Beware Research Done in Secrecy
Published by admin under Uncategorized on May 20, 2009Unlike Bill Munns openness of discovery and full disclosure of methods arriving at a potential conclusion, the breaking news hitting the streets is that a “missing link” or at times “the missing link” has been found. It seems Norway’s Museum of Natural History has been hiding a fossil for several years now being billed by the likes of Sir David Attenborough as the link that is no longer missing tying humans to other primates.

What is amusing is not so much the fossil – it is an amazing discovery. It is the process of the study and conclusions about its significance. Secretly studied according to news reports (see SkyNEWs for example), for two years it undergoes open discussion in of all places, the public and media. A wonderfully preserved specimen indeed. A wonderful example of a lemur. The link that ties us to this? Somehow the evidence is simply in the eyes of the beholder.

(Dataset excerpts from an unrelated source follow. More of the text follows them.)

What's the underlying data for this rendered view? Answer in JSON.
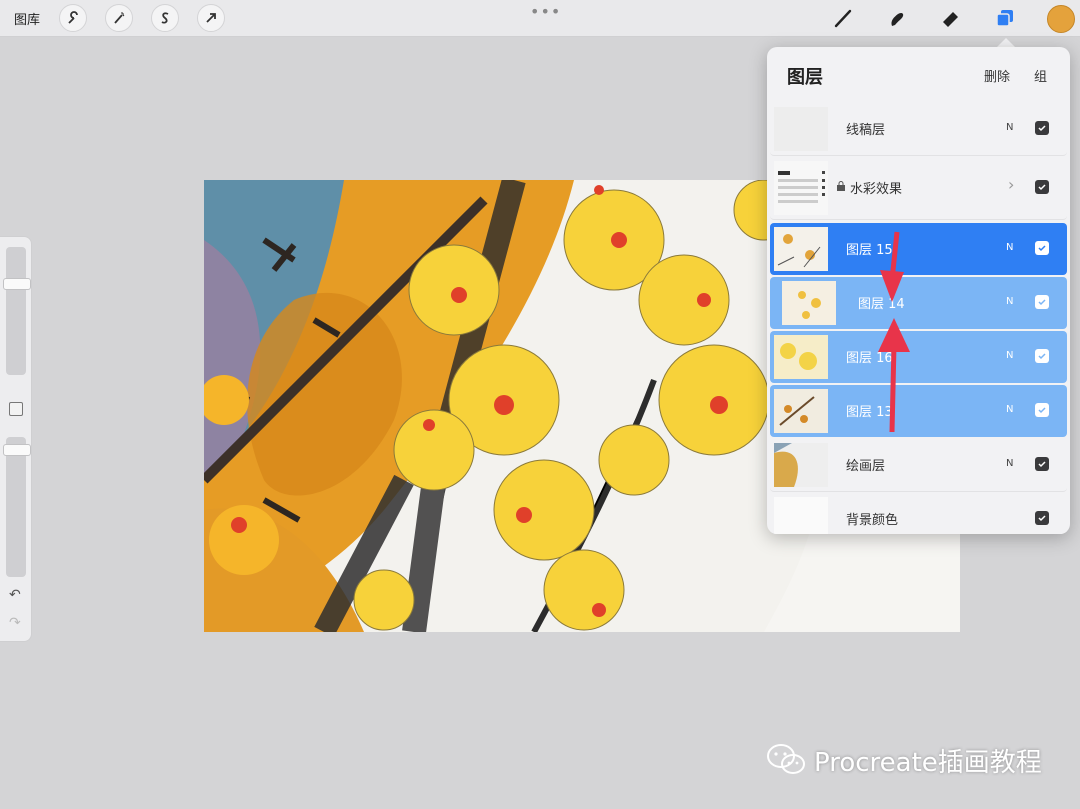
{
  "toolbar": {
    "gallery_label": "图库",
    "left_tools": [
      "wrench-icon",
      "magic-wand-icon",
      "selection-icon",
      "transform-arrow-icon"
    ],
    "right_tools": [
      "brush-icon",
      "smudge-icon",
      "eraser-icon",
      "layers-icon"
    ],
    "dots": "•••",
    "current_color": "#e4a23c"
  },
  "layers_panel": {
    "title": "图层",
    "delete_label": "删除",
    "group_label": "组",
    "layers": [
      {
        "name": "线稿层",
        "blend": "N",
        "state": "normal"
      },
      {
        "name": "水彩效果",
        "blend": "",
        "state": "group",
        "locked": true
      },
      {
        "name": "图层 15",
        "blend": "N",
        "state": "active"
      },
      {
        "name": "图层 14",
        "blend": "N",
        "state": "selected"
      },
      {
        "name": "图层 16",
        "blend": "N",
        "state": "selected"
      },
      {
        "name": "图层 13",
        "blend": "N",
        "state": "selected"
      },
      {
        "name": "绘画层",
        "blend": "N",
        "state": "normal"
      },
      {
        "name": "背景颜色",
        "blend": "",
        "state": "normal"
      }
    ]
  },
  "sidebar": {
    "brush_size_level": 0.12,
    "opacity_level": 0.05
  },
  "watermark": {
    "text": "Procreate插画教程"
  }
}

The authors of the paper should take lessons from Mr. Munns. If it really is what they claim, and there is news that one of the researchers has issues with the conclusions being promulgated, then let the evidence be subject to objective scrutiny. The truth is, what we have is a fossil of an early lemur, a 47 millon year old lemur if you can accept the number, that appears but for some minor differences, much like modern lemurs.
Call me a skeptic, but I find the best science is the science done in the open, subjected to various tests and scrutiny minus the media and celebrities to over-hype the data.